The most famous part of the conversion of the Northumbrians, the council with the sparrow speech followed by the king's baptism, is discussed under April 12, 627. After that, King Edwin (616-33) established a bishopric at York for Paulinus. But there was no one in Northumbria who could consecrate a bishop (bishops have to be consecrated by other bishops, otherwise it breaks the apostolic succession), so Paulinus was consecrated in Kent, before he went north.

It came about like this: King Edwin, while still a pagan, asked to marry Æthelburh (also called Tate), the daughter of the powerful King Æthelberht of Kent (580s-616). Æthelberht was a Christian (he received Augustine's mission in 597), and so after a brief reversion to paganism was his son Eadbald (616-40). In Bede's account (HE ii.9), Eadbald objected to his sister marrying a pagan, and Edwin said that he would not prevent Tate from following her own religion, and indeed he might convert himself. So Tate was betrothed to Edwin, and as part of the agreement Paulinus was consecrated bishop (by Archbishop Justus) and sent with her to Northumbria so that the new queen could still enjoy Christian sacraments.
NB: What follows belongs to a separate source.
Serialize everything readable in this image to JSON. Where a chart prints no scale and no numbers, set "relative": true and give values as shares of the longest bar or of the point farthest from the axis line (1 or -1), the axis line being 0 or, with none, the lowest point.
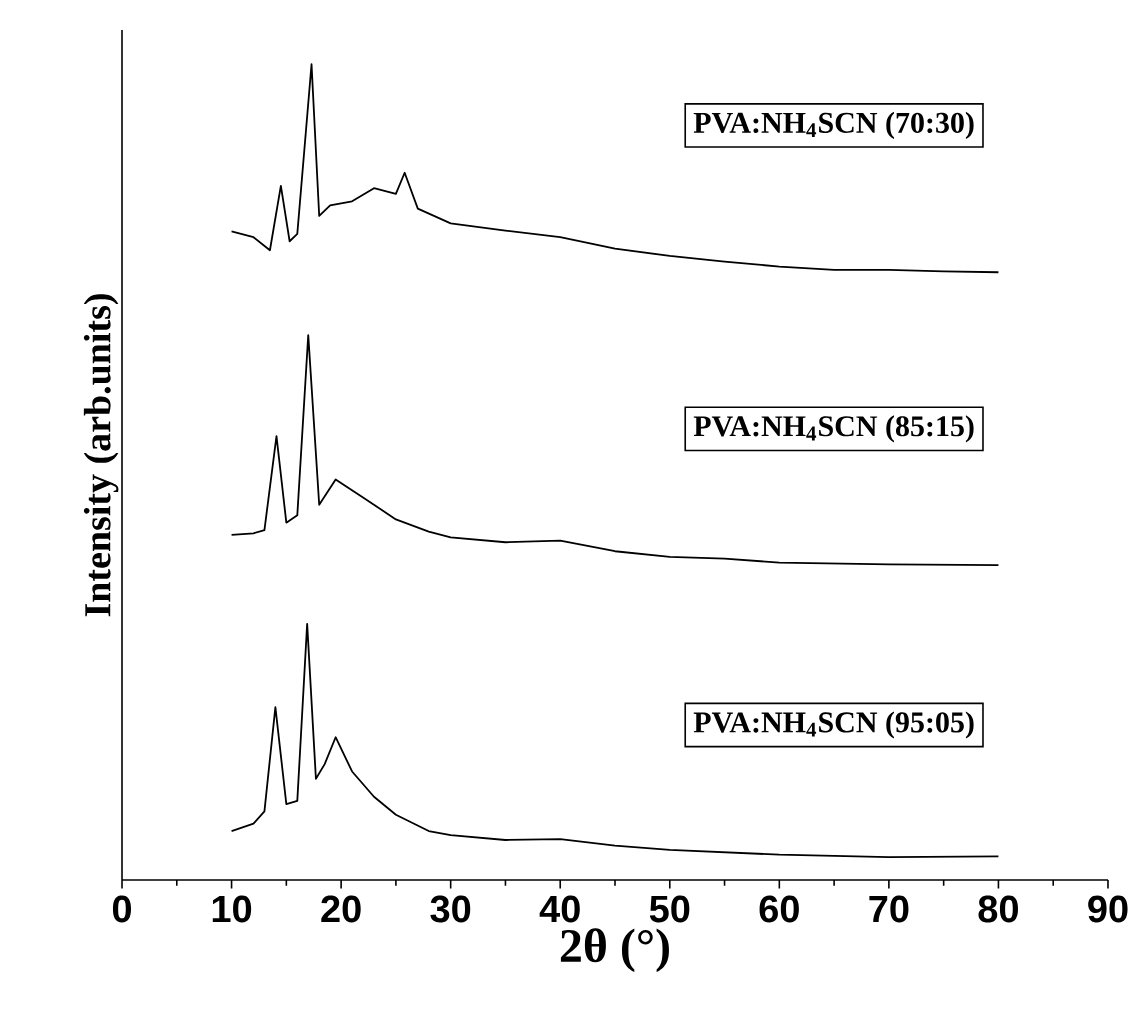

Almost the same plan was followed in the late 570s, when Æthelberht of Kent, still a pagan and not yet king, wanted to marry Bertha, a Christian Frankish princess. One of the conditions for the marriage is that she brought a bishop Liudhard with her. Liudhard made no visible progress in converting the people of Kent in the twenty years he was there before Augustine came from Rome in 597. For whatever reasons, Paulinus was much more successful with the Northumbrians, gaining the king's conversion within two years of his consecration.